How does the world really feel? With social media being a major presence in our lives, sometimes bigger than regular news, itself, our team set out to create a fun, unique app that can truly describe how areas around the world feel in response to a certain keyword, like 'brexit', 'summer', or 'trump'.
This is an application, currently for Android, that allows the user to type in a keyword. Upon submission, the user is brought to a map of the world, which is appropriately shaded for each region based on the sentiments of the tweets sent from that area. All tweets are analyzed with a machine learning algorithm that gives the tweets a coefficient of positivity and negativity, which we use to determine the shade of the specific region. Sample tweets hover around the regions, too, giving the user a very immersive and cool experience.
The front-end team (Julian Chow, Rishi Rabheru, Ashley See, and James Tavernor) used Java to code the user interface. The back-end team (Anthony Alridge, Nicholas Li, and Shravan Nageswaran) used Python to import and customize a machine learning algorithm to analyze the sentiment of the tweets, retrieve tweets from many regions, and combine these two to create a map that linked coordinates of the world to the appropriate colour of the map representation. Ultimately, we connected these programs well and made the full application.
The API would only provide us with 2500 tweets per minute (and we wanted a lot of data).
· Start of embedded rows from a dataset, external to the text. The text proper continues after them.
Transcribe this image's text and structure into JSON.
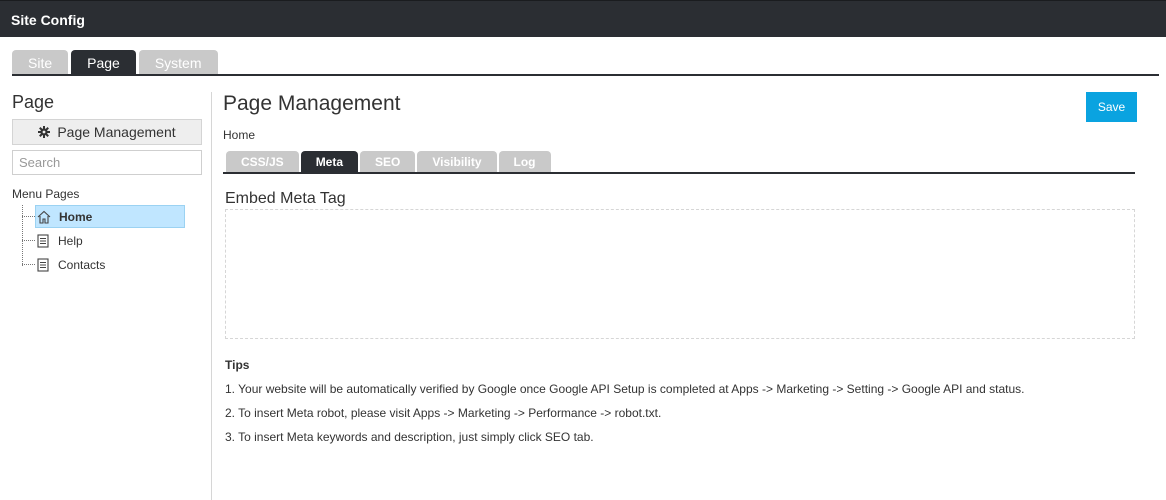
{
  "titlebar": {
    "title": "Site Config"
  },
  "main_tabs": [
    {
      "label": "Site",
      "active": false
    },
    {
      "label": "Page",
      "active": true
    },
    {
      "label": "System",
      "active": false
    }
  ],
  "sidebar": {
    "title": "Page",
    "page_management_label": "Page Management",
    "search_placeholder": "Search",
    "menu_pages_label": "Menu Pages",
    "tree": [
      {
        "label": "Home",
        "icon": "home-icon",
        "selected": true
      },
      {
        "label": "Help",
        "icon": "page-icon",
        "selected": false
      },
      {
        "label": "Contacts",
        "icon": "page-icon",
        "selected": false
      }
    ]
  },
  "content": {
    "title": "Page Management",
    "save_label": "Save",
    "breadcrumb": "Home",
    "sub_tabs": [
      {
        "label": "CSS/JS",
        "active": false
      },
      {
        "label": "Meta",
        "active": true
      },
      {
        "label": "SEO",
        "active": false
      },
      {
        "label": "Visibility",
        "active": false
      },
      {
        "label": "Log",
        "active": false
      }
    ],
    "section_label": "Embed Meta Tag",
    "embed_meta_value": "",
    "tips": {
      "title": "Tips",
      "lines": [
        "1. Your website will be automatically verified by Google once Google API Setup is completed at Apps -> Marketing -> Setting -> Google API and status.",
        "2. To insert Meta robot, please visit Apps -> Marketing -> Performance -> robot.txt.",
        "3. To insert Meta keywords and description, just simply click SEO tab."
      ]
    }
  },
  "colors": {
    "titlebar_bg": "#2b2e33",
    "tab_active_bg": "#2b2e33",
    "tab_inactive_bg": "#c9c9c9",
    "save_button_bg": "#0aa3e0",
    "tree_selected_bg": "#c0e6ff"
  }
}
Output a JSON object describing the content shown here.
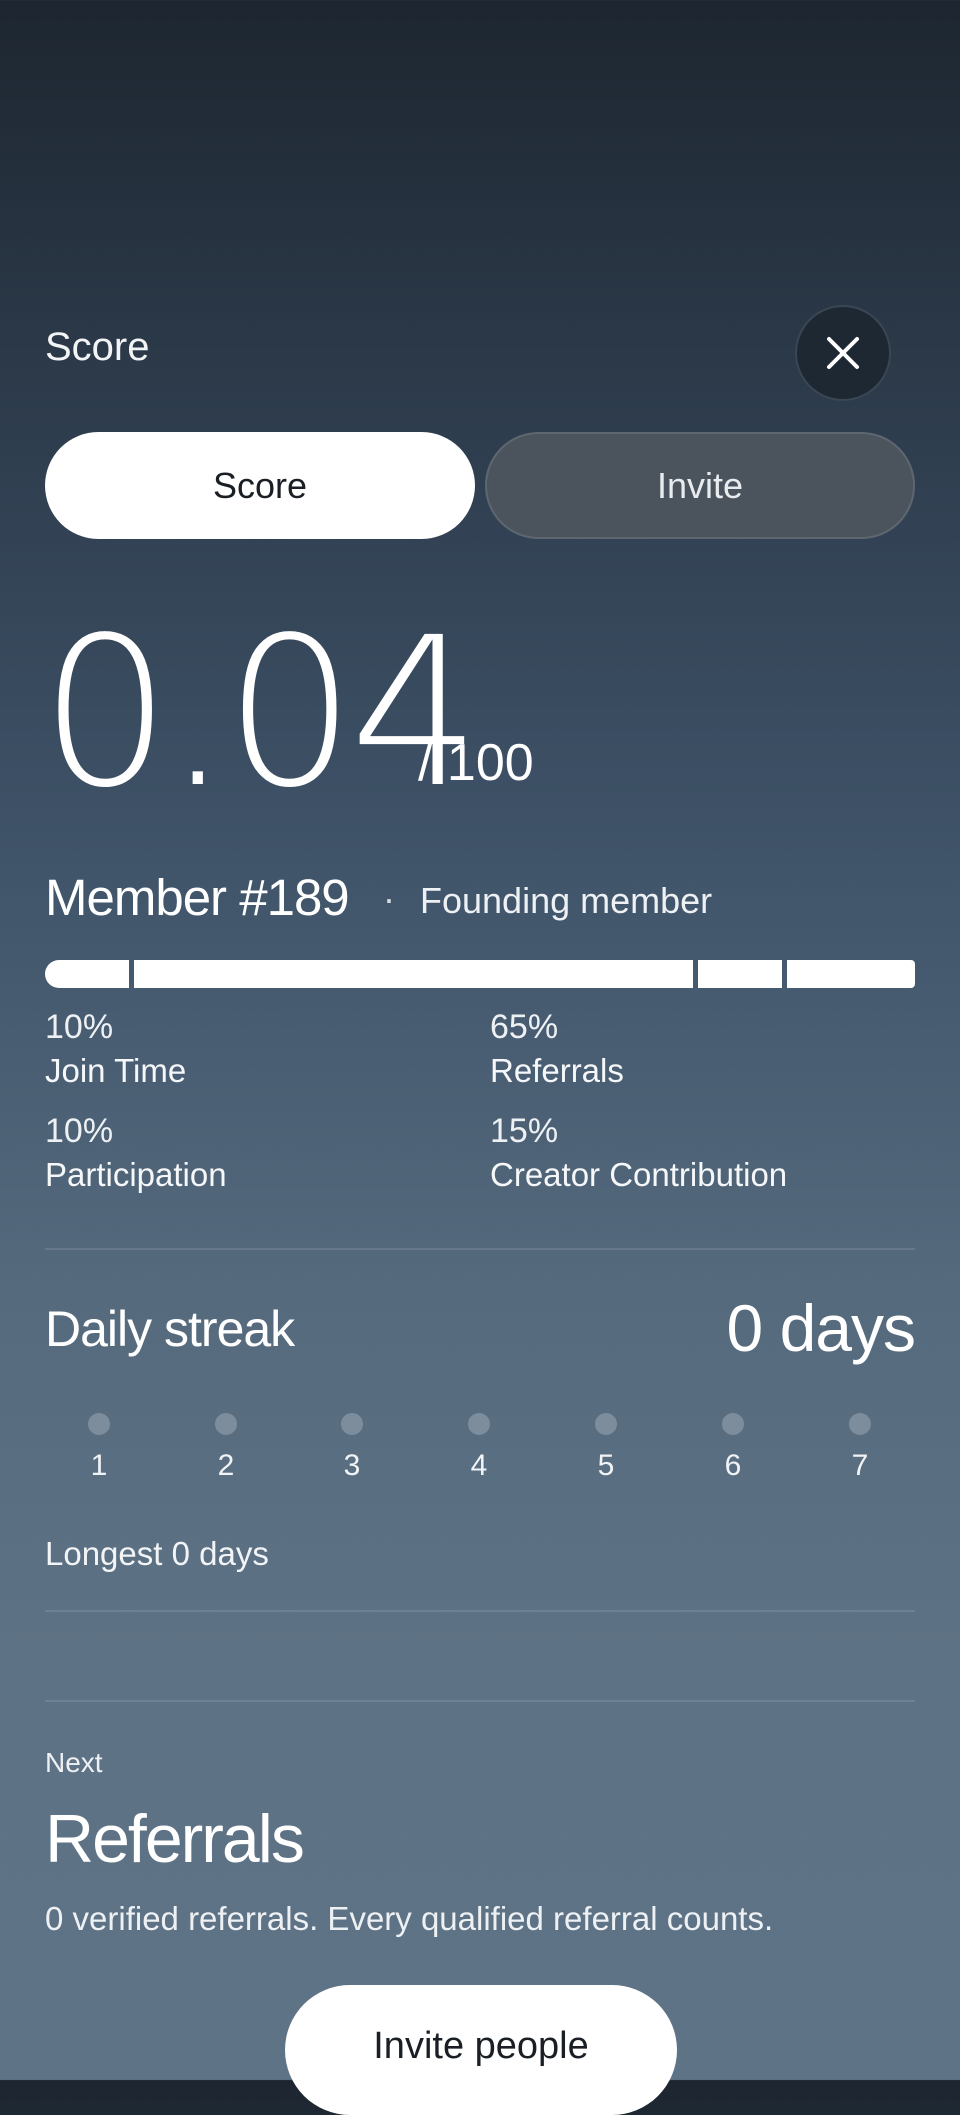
{
  "header": {
    "title": "Score"
  },
  "tabs": [
    {
      "label": "Score"
    },
    {
      "label": "Invite"
    }
  ],
  "score": {
    "value": "0.04",
    "max": "/ 100"
  },
  "member": {
    "number": "Member #189",
    "separator": "·",
    "tag": "Founding member"
  },
  "breakdown": [
    {
      "percent": "10%",
      "label": "Join Time"
    },
    {
      "percent": "65%",
      "label": "Referrals"
    },
    {
      "percent": "10%",
      "label": "Participation"
    },
    {
      "percent": "15%",
      "label": "Creator Contribution"
    }
  ],
  "streak": {
    "title": "Daily streak",
    "value": "0 days",
    "days": [
      "1",
      "2",
      "3",
      "4",
      "5",
      "6",
      "7"
    ],
    "longest": "Longest 0 days"
  },
  "next": {
    "label": "Next",
    "title": "Referrals",
    "description": "0 verified referrals. Every qualified referral counts."
  },
  "cta": {
    "label": "Invite people"
  },
  "icons": {
    "close": "close-icon"
  }
}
Because of this, we limited the ICHACK version of the app to major cities in the United Kingdom and Ireland, but we look to continue developing the app to make it a worldwide representation.
We are very proud of optimizing the machine learning algorithm to process each tweet quickly. Additionally, implementing and manipulating a map in Android is quite challenging, and our front-end team did a phenomenal job of doing that. Plus, all of our code is readable, and the app, itself, is simple for users to pick up and enjoy!
We learned that processing data poses its challenges - especially when we want to analyze millions of tweets! Additionally, from ICHACK, we taught ourselves how to combine front-end and back-end work to accomplish the endeavor of a comprehensive application. It was a very enjoyable, hard-working, and rewarding experience.
Heatwave is continuing to be improved. Once we can process more data, we will make Heatwave assess all cities around the world. Additionally, we look to continue improving the graphics, adding a blend method that will appropriately blend two colours in adjacent regions to make the entire map look more cohesive. All in all, we wanted to create an app that is unique, insightful, and - quite frankly - fun, and that is what we did! But we are not done yet.